À force de se voir questionner sur leur non-désir d’enfant, les femmes en sont venues à devoir donner des justifications logiques à une question qui de base n’en réclame pas forcément. Si on ne veut pas d’enfant, c’est peut-être tout simplement parce qu’on n’en désire pas. Je ne pense pas qu’une réflexion sur cette question soit mauvaise, seulement je me demande pourquoi cette même question n’est pas posée à celles qui désirent un enfant ?

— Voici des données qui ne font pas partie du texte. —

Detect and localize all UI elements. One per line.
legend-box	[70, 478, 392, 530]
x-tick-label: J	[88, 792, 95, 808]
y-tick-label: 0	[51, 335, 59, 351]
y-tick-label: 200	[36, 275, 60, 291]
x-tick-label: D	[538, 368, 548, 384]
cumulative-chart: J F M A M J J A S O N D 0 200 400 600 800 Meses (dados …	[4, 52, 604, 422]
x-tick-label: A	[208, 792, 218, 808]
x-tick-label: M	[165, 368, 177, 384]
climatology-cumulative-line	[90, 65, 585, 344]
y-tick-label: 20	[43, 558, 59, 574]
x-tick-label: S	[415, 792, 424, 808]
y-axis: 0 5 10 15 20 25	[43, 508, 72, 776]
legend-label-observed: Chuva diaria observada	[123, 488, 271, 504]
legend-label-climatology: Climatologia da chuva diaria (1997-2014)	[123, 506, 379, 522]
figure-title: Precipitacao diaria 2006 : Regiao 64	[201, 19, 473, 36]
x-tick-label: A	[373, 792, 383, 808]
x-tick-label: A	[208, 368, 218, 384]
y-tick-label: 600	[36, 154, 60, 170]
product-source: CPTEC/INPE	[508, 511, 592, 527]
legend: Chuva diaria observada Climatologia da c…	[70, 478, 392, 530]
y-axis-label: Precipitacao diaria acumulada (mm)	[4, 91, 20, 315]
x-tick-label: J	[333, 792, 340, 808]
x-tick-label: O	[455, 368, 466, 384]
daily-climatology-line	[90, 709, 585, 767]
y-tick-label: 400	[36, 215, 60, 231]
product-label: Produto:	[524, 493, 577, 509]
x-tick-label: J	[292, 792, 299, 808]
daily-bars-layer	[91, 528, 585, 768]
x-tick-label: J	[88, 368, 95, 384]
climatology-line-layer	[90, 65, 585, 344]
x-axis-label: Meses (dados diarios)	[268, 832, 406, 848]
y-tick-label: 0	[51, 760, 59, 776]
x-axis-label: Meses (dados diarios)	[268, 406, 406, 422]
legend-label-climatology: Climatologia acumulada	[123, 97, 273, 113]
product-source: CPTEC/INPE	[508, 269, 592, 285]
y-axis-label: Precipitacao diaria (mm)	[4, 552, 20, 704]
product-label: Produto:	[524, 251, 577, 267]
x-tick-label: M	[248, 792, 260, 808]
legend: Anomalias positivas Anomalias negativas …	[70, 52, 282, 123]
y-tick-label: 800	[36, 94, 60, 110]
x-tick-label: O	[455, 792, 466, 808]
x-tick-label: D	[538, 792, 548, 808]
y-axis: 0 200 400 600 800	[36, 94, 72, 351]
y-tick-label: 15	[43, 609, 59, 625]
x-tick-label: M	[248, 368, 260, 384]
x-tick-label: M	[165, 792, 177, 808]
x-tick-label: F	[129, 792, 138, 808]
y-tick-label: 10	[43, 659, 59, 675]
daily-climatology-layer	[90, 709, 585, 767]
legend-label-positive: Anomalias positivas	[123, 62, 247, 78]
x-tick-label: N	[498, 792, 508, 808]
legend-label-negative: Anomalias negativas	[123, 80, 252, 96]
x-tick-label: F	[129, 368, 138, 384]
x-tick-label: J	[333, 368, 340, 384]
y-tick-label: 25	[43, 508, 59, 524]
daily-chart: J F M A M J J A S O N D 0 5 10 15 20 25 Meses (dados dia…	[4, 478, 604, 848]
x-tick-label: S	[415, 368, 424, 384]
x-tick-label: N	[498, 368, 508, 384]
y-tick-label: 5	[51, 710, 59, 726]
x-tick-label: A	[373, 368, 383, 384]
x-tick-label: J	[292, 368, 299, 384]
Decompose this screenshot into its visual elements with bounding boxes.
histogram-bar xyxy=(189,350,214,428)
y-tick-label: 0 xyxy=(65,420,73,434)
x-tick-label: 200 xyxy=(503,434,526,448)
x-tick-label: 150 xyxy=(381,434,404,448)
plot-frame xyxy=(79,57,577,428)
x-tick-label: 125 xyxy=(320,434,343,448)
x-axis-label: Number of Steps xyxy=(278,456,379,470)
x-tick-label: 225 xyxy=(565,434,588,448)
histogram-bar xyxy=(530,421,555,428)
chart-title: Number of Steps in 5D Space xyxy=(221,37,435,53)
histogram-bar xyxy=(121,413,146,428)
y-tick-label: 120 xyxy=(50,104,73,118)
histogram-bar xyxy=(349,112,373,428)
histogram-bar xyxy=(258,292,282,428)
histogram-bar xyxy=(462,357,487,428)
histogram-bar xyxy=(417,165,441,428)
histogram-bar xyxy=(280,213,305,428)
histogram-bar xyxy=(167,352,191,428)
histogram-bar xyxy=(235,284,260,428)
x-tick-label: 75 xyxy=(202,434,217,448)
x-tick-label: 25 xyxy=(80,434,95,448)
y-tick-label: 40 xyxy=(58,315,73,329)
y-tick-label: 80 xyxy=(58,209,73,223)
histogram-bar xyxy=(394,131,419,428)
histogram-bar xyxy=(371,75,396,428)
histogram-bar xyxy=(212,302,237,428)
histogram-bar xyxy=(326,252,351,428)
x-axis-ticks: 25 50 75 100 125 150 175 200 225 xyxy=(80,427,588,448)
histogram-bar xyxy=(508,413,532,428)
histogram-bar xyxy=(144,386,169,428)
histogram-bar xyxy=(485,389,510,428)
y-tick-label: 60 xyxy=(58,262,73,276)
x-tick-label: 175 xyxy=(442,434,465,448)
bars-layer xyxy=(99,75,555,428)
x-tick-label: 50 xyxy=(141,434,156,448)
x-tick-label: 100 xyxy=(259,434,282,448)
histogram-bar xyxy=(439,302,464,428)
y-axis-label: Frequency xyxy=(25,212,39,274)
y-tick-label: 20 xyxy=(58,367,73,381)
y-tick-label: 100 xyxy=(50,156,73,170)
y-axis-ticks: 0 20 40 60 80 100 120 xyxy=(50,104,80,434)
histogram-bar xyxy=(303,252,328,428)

Je n’ai jamais entendu quelqu’un demander ; pourquoi veux-tu des enfants ? La question me semble pourtant tout aussi légitime. Le simple désir semble suffisant alors que le non-désir demande explication. Il me semble pourtant que donner la vie implique une responsabilité bien plus grande que de ne pas la donner. Réfléchir à la question ne me semble donc pas incongru. Il est quand même un peu paradoxal de constater que ceux qui ne désirent pas d’enfants ont d’avantage réfléchi à la question que ceux qui désirent être parents.

À l’heure actuelle, l’expression « perpétuer l’espèce » en ce qui concerne l’humain semble obsolète. Il n’est plus nécessaire de faire des enfants, c’est même presque dangereux pour la survie de la planète. Il serait peut-être temps de reconsidérer le schéma traditionnel de la famille et y impliquer une réflexion plus contemporaine. Faire automatiquement des enfants sans y réfléchir devrait sembler plus interpellant que de ne pas avoir de désir d’enfant. Bien sûr, loin de moi l’idée de stigmatiser ceux qui désirent vraiment des enfants et qui y ont réfléchi. Mais je pense qu’ils existent encore trop de personnes qui décident de faire des enfants pour les mauvaises raisons. Il y a une différence entre désirer vraiment un enfant et le faire par pur automatisme éducationnel. Si on stigmatisait moins les personnes ne voulant pas d’enfant, plus de gens pourraient réfléchir sur leur réel désir d’avoir des enfants. Il serait plus intéressant d’instaurer un climat de réflexion qui va dans les deux sens, plutôt que de pointer du doigt ceux qui débordent d’un cadre qui ne correspond de moins en moins au monde tel qu’il se transforme.